Episode 60: A Full Rich Day
Hawkeye: Smithy, I’m going to have to go serious on you about this thing. We have a different perspective on the war as a whole than I think is possible for you. To a line officer with 30-40 guys lives depending upon him, and your life depending upon them; the war is not some big geo-political conflict between nations and ideologies. It’s not just China and America sticking their tongues out at each other. To you there’s maybe 30-40 guys in that high grass out there trying to kill me and my 30-40 guys. It’s that concentrated. To you that’s the entire war…But it’s something else in our little heaven. To us the war is trying very hard to control chaos. We are up to our bottoms in other people’s bottoms here. We can’t afford the same kind of fierce personal loyalties that you and Sergeant Brian feel for each other. Can you understand that?...It’s the size of the wound, who’s bleeding the most buckets who we give priority to. It’s the only place I know that being the worst is the best.
Hawkeye records a message to his dad about the events of a very eventful day. Among the variety of casualties presenting to the 4077th is an infantry soldier who demands the doctors treat his friend first by threatening them at gunpoint.

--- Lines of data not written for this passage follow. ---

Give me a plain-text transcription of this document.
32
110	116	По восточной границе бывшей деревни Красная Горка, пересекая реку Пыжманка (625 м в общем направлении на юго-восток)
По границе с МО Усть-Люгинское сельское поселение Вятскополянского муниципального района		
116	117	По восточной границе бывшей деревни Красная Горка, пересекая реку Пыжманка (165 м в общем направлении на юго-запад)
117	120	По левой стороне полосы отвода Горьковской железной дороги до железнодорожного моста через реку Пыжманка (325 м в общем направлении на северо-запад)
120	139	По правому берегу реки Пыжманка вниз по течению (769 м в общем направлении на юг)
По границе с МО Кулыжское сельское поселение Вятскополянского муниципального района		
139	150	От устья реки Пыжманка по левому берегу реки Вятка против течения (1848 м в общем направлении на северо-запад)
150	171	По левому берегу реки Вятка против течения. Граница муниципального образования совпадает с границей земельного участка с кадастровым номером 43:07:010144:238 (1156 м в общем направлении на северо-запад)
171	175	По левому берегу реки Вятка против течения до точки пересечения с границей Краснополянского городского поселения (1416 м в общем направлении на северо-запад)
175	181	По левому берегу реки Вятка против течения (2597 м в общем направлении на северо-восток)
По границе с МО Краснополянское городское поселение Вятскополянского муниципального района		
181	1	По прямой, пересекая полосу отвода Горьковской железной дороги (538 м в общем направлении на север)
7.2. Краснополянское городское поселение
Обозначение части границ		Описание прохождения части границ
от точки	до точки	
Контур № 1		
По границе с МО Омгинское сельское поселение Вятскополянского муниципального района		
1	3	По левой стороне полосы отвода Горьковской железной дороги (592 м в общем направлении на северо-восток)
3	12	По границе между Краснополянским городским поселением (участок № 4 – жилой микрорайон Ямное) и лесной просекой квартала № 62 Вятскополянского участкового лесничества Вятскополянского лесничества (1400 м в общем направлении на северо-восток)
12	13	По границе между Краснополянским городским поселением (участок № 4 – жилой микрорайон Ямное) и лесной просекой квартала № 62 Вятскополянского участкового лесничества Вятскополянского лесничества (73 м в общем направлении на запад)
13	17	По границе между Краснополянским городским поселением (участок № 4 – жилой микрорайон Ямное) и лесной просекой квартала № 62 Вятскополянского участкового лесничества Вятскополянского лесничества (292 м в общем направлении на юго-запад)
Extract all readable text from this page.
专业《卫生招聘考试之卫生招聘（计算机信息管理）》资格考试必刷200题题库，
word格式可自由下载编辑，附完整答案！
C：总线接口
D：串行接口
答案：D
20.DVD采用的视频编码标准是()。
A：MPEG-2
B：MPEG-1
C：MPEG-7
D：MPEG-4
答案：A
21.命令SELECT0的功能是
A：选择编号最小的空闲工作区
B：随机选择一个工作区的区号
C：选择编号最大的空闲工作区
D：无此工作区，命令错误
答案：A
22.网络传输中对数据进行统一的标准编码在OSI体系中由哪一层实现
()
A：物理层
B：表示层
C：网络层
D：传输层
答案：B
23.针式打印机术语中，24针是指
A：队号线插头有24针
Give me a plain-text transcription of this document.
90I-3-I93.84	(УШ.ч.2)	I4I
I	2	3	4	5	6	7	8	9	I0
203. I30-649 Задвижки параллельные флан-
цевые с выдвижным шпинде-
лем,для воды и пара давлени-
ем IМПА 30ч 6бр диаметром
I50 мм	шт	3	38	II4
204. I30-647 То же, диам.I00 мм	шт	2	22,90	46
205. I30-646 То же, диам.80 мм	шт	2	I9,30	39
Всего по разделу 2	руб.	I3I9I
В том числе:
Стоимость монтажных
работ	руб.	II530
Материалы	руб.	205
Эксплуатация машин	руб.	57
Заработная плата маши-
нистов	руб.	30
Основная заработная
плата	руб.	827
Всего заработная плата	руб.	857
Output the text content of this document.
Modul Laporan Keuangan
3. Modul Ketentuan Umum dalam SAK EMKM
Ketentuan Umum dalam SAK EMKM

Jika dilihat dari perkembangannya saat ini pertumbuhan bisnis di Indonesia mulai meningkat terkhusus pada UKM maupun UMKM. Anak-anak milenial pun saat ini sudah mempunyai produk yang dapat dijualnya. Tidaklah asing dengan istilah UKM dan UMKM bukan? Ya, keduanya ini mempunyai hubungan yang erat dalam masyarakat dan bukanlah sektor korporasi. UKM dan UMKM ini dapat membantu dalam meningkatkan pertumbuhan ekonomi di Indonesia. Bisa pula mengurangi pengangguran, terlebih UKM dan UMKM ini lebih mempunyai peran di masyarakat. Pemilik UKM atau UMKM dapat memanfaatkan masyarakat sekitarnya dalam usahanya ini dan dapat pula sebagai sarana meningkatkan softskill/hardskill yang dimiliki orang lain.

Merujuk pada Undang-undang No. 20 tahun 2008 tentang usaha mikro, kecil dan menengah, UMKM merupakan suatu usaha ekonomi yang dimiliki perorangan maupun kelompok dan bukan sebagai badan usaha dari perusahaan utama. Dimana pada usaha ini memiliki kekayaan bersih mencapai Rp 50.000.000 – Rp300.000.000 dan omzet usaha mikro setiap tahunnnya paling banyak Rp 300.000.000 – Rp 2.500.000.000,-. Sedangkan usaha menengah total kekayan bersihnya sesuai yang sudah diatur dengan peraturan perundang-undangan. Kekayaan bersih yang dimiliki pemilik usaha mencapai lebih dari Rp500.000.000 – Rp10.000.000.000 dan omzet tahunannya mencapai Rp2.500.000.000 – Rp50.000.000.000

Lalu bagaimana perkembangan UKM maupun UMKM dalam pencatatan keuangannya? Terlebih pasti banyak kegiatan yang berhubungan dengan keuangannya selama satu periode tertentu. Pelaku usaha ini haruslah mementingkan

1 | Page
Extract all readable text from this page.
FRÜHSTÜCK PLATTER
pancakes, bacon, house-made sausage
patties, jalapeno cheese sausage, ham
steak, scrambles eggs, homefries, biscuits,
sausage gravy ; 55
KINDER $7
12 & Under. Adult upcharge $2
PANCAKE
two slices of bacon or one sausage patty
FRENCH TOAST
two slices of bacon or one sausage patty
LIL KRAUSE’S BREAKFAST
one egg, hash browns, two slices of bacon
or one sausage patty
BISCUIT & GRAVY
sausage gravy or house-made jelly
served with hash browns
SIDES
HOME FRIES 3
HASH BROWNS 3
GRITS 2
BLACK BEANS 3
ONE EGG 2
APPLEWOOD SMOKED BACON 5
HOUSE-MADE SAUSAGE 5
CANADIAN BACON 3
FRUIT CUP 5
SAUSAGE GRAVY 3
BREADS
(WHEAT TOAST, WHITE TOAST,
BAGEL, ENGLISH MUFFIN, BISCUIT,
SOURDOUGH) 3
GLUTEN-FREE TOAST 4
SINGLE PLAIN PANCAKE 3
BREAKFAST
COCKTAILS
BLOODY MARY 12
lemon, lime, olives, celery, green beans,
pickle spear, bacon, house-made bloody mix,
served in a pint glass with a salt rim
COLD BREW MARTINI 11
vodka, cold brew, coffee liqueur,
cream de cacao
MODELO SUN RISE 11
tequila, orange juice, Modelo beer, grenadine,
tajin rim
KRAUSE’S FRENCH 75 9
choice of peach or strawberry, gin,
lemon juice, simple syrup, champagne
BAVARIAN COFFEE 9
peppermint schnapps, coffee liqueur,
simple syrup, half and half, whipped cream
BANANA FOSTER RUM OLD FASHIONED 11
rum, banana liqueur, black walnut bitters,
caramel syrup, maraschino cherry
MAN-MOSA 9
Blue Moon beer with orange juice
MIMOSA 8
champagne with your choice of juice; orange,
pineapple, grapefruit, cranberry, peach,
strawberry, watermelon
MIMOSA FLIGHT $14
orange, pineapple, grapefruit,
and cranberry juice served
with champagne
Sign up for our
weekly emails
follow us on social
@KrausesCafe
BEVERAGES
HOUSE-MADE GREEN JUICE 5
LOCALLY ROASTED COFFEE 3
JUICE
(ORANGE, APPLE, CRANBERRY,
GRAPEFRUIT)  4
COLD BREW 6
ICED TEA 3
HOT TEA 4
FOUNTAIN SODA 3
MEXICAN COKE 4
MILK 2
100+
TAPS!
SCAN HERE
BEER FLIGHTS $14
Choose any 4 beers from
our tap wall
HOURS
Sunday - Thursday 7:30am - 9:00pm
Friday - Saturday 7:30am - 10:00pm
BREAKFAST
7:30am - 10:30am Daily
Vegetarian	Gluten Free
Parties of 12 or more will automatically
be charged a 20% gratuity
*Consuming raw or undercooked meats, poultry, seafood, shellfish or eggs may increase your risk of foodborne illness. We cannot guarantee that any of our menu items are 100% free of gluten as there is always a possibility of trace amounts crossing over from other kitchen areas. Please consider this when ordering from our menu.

While Loyalty to a leader or a team is a highly valued virtue in any organisation, there are times when blind loyalty can distort our view of reality and become a liability. I’ve worked in teams where loyalty to long standing relationships has compromised right decisions or covered-up wrong behaviour. In both cases truth and integrity became casualties of blind loyalty. In contrast, John Maxwell says “loyalty means giving me an honest opinion, whether you think I’ll like it or not.” From this position loyalty becomes more about faithfulness than friendship and the priority of leadership stays focused on the grander vision rather than allowing personal agendas making us vulnerable to being loyal to a Fault.